Investigations on convergence behaviour of Physics Informed Neural Networks across spectral ranges and derivative orders

TL;DR

This paper investigates how Physics Informed Neural Networks (PINNs) exhibit spectral bias similar to traditional neural networks, with bias strength increasing as the order of the differential equation increases, based on numerical experiments.

Contribution

The study demonstrates that PINNs exhibit spectral bias and reveals that this bias intensifies with higher differential equation orders, filling a gap in understanding PINN training dynamics.

Findings

PINNs exhibit strong spectral bias under normalized conditions.

Spectral bias in PINNs increases with the order of the differential equation.

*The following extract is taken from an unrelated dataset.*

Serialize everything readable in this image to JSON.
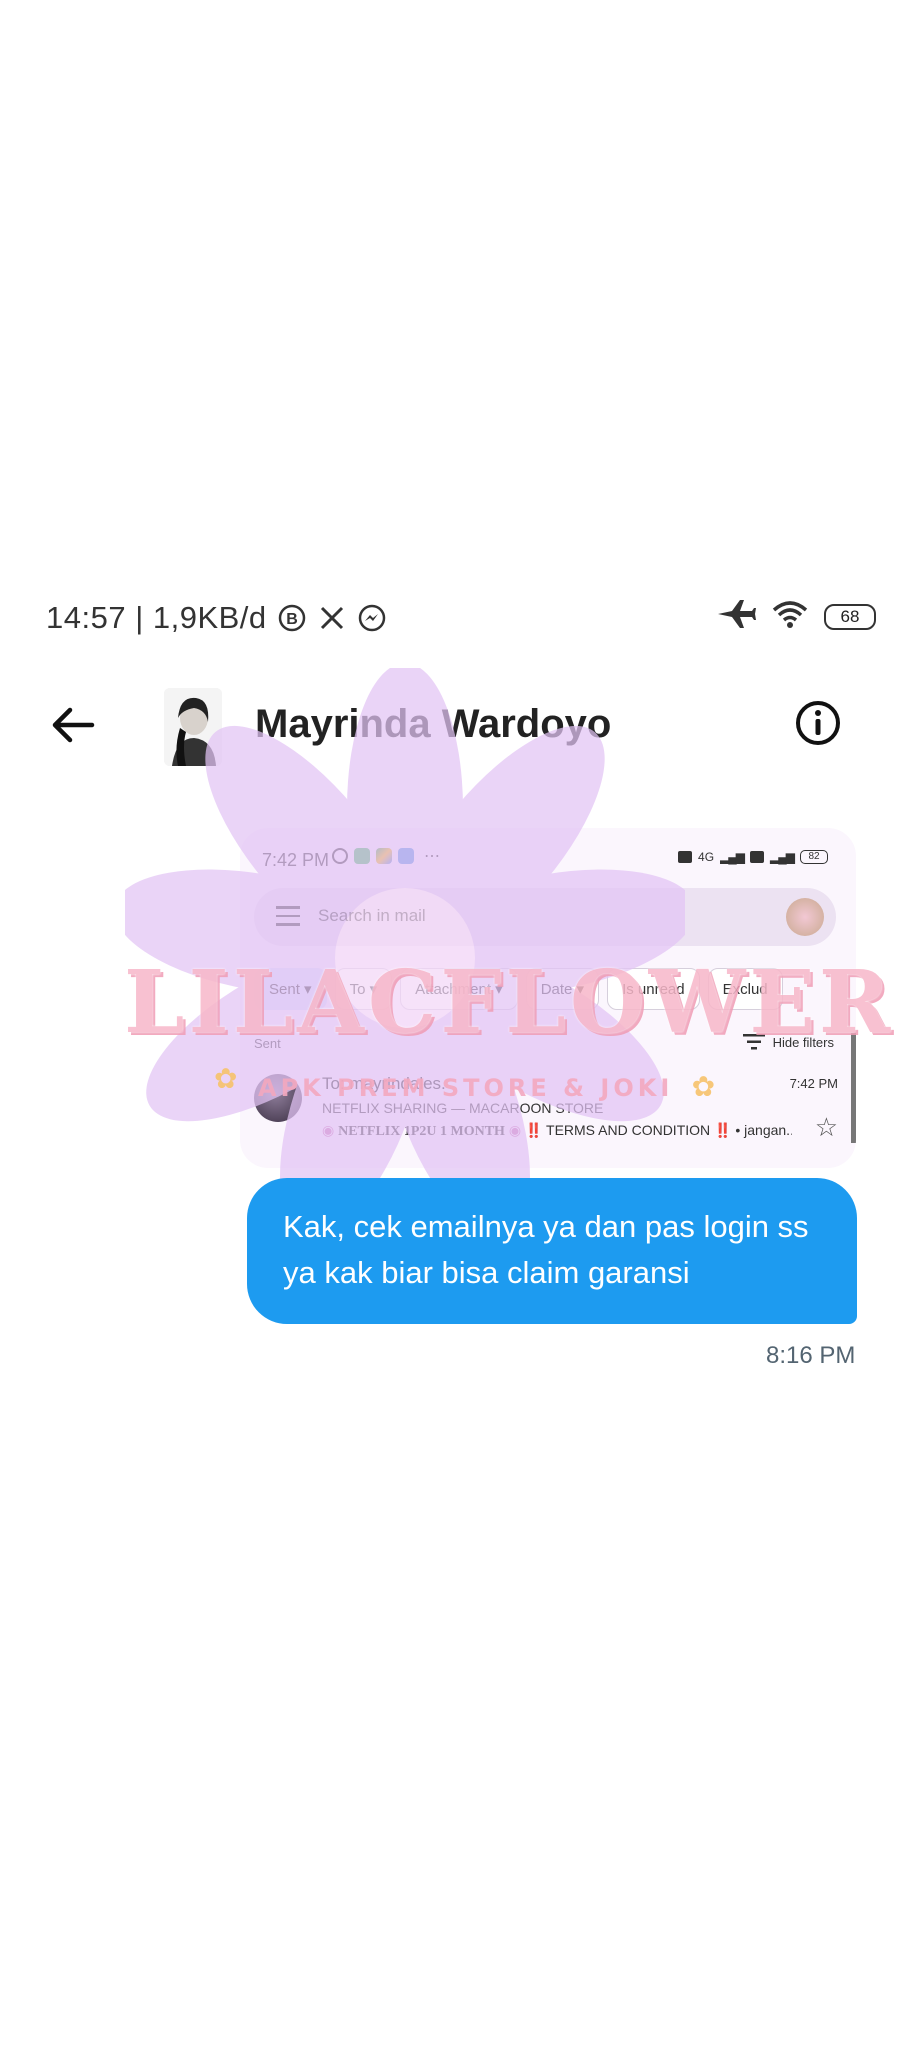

Numerical experiments confirm the presence and variation of spectral bias in PINNs.

Abstract

An important inference from Neural Tangent Kernel (NTK) theory is the existence of spectral bias (SB), that is, low frequency components of the target function of a fully connected Artificial Neural Network (ANN) being learnt significantly faster than the higher frequencies during training. This is established for Mean Square Error (MSE) loss functions with very low learning rate parameters. Physics Informed Neural Networks (PINNs) are designed to learn the solutions of differential equations (DE) of arbitrary orders; in PINNs the loss functions are obtained as the residues of the conservative form of the DEs and represent the degree of dissatisfaction of the equations. So there has been an open question whether (a) PINNs also exhibit SB and (b) if so, how does this bias vary across the orders of the DEs. In this work, a series of numerical experiments are conducted on simple sinusoidal functions of varying frequencies, compositions and equation orders to investigate these issues. It is firmly established that under normalized conditions, PINNs do exhibit strong spectral bias, and this increases with the order of the differential equation.